Hoy, la industria y la investigación es radicalmente distinta a la de aquellos años y, durante la presentación a cargo del CEO de Eclipse Foundation, Mike Milinkovich, se destacó la preeminencia del software por sobre las actividades productivas tradicionales y se terminó por derribar la antinomia entre software libre versus software propietario. 

"Está el tema de los empresarios. Desde 2011 decimos que el software se está comiendo al mundo, las grandes empresas de 'soft' (abreviatura de software) están comprando las clásicas. Pero ahora el open source (código abierto) se está comiendo el mundo del software", comentó a Télam Roberto Di Cosmo, director del Proyecto Software Heritage y profesor de Ciencias de la Computación en la Universidad París Diderot.

Di Cosmo, que trabaja en una iniciativa para construir "una especie de biblioteca de Alejandría del código fuente del software" explicó que la pelea software libre contra propietario tuvo "un momento muy fuerte" pero que "ahora no hay que enfocarse en si Oracle le vendió tres cositas a un ministerio". 

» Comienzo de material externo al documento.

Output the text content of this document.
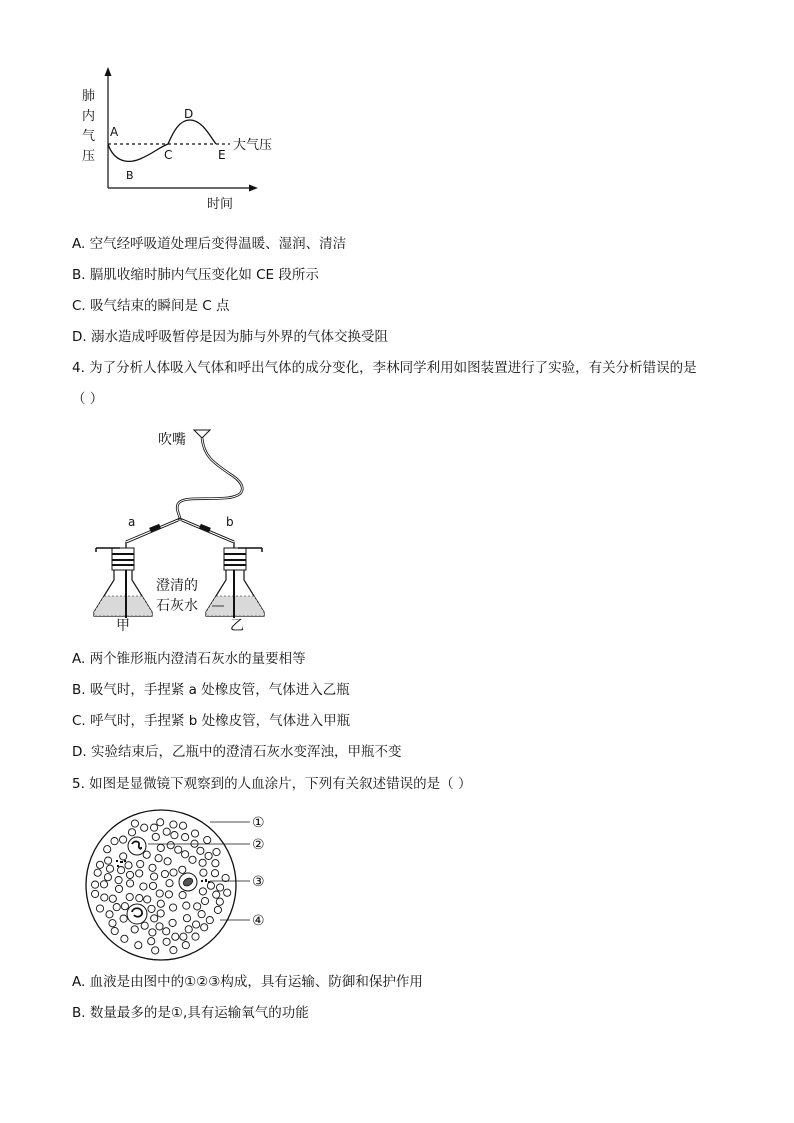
肺
内
气
压
A
B
C
D
E
大气压
时间
A. 空气经呼吸道处理后变得温暖、湿润、清洁
B. 膈肌收缩时肺内气压变化如 CE 段所示
C. 吸气结束的瞬间是 C 点
D. 溺水造成呼吸暂停是因为肺与外界的气体交换受阻
4. 为了分析人体吸入气体和呼出气体的成分变化，李林同学利用如图装置进行了实验，有关分析错误的是
（ ）
吹嘴
a	b
澄清的
石灰水
甲	乙
A. 两个锥形瓶内澄清石灰水的量要相等
B. 吸气时，手捏紧 a 处橡皮管，气体进入乙瓶
C. 呼气时，手捏紧 b 处橡皮管，气体进入甲瓶
D. 实验结束后，乙瓶中的澄清石灰水变浑浊，甲瓶不变
5. 如图是显微镜下观察到的人血涂片，下列有关叙述错误的是（ ）
①
②
③
④
A. 血液是由图中的①②③构成，具有运输、防御和保护作用
B. 数量最多的是①,具有运输氧气的功能
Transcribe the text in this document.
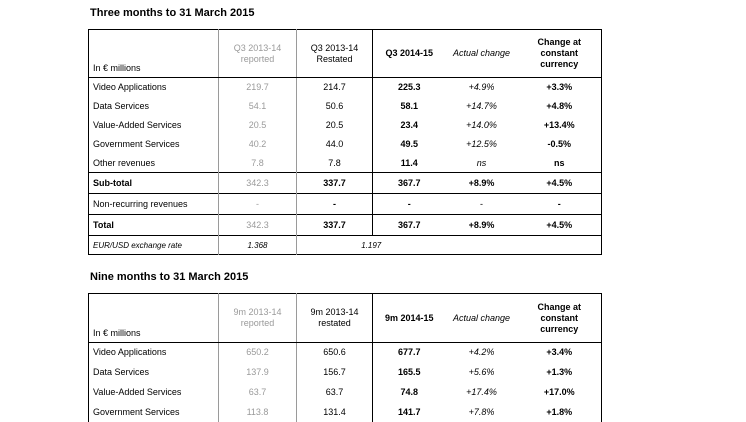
Three months to 31 March 2015
In € millions	Q3 2013-14 reported	Q3 2013-14 Restated	Q3 2014-15	Actual change	Change at constant currency
Video Applications	219.7	214.7	225.3	+4.9%	+3.3%
Data Services	54.1	50.6	58.1	+14.7%	+4.8%
Value-Added Services	20.5	20.5	23.4	+14.0%	+13.4%
Government Services	40.2	44.0	49.5	+12.5%	-0.5%
Other revenues	7.8	7.8	11.4	ns	ns
Sub-total	342.3	337.7	367.7	+8.9%	+4.5%
Non-recurring revenues	-	-	-	-	-
Total	342.3	337.7	367.7	+8.9%	+4.5%
EUR/USD exchange rate	1.368	1.197			
Nine months to 31 March 2015
In € millions	9m 2013-14 reported	9m 2013-14 restated	9m 2014-15	Actual change	Change at constant currency
Video Applications	650.2	650.6	677.7	+4.2%	+3.4%
Data Services	137.9	156.7	165.5	+5.6%	+1.3%
Value-Added Services	63.7	63.7	74.8	+17.4%	+17.0%
Government Services	113.8	131.4	141.7	+7.8%	+1.8%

"Microsoft, de sus 60.000 ingenieros, dedica 10.000 a hacer sólo software libre. Es el primer contribuyente al open source", comentó. 
El apoyo de las grandes empresas al software de código abierto fue confirmado por Uchitel quien afirmó que hay en marcha un "proceso de cambio" pero que, según demuestran las investigaciones, son modelos que "pueden convivir".

Respecto del futuro de la Argentina en el campo de la informática, especialistas locales y de otros países señalan su potencialidad, pero alertan sobre las dificultades que atraviesa la preparación de nuevos ingenieros y especialistas en la temática. 

"A pesar de que hay trabajo a patadas, falta gente que estudie computación y seguramente hay un tema cultural detrás de eso. Otro problema es que los chicos que estudian no terminan porque rápidamente consiguen trabajo y necesitamos gente con doctorados, con conocimiento profundo del campo y hacia donde va el tema", dijo Uchitel, que además es director del Instituto UBA-Conicet de Investigación en Ciencias de la Computación y profesor de la Universidad de Buenos Aires (UBA).

En el mismo sentido, Galeotti, que se desempeña como investigador de Conicet y profesor de la UBA, opinó que se debe "reinventar cómo se enseña informática en la escuela media y primaria". 

"Hasta hace algunos años era en 'ofimática' (la aplicación de la informática a trabajos de oficina), hay que ir a enseñar desafíos. Hoy muchos chicos no lo ven como algo interesante porque es como jugar con una heladera. Hay que reinventar como enseñamos, mostrando los grandes desafíos de la programación", agregó.

"Si vos tenes una industria tradicional, necesitas una enorme inversión en maquinarias. En computación, el recurso más importante está entre tus dos orejas, tu capacidad, creatividad. El costo no es maquinaria, es solo las personas. A veces se invierte en grandes herramientas, que no está mal, pero la gran inversión tiene que ser a las personas", concluyó Di Cosmo.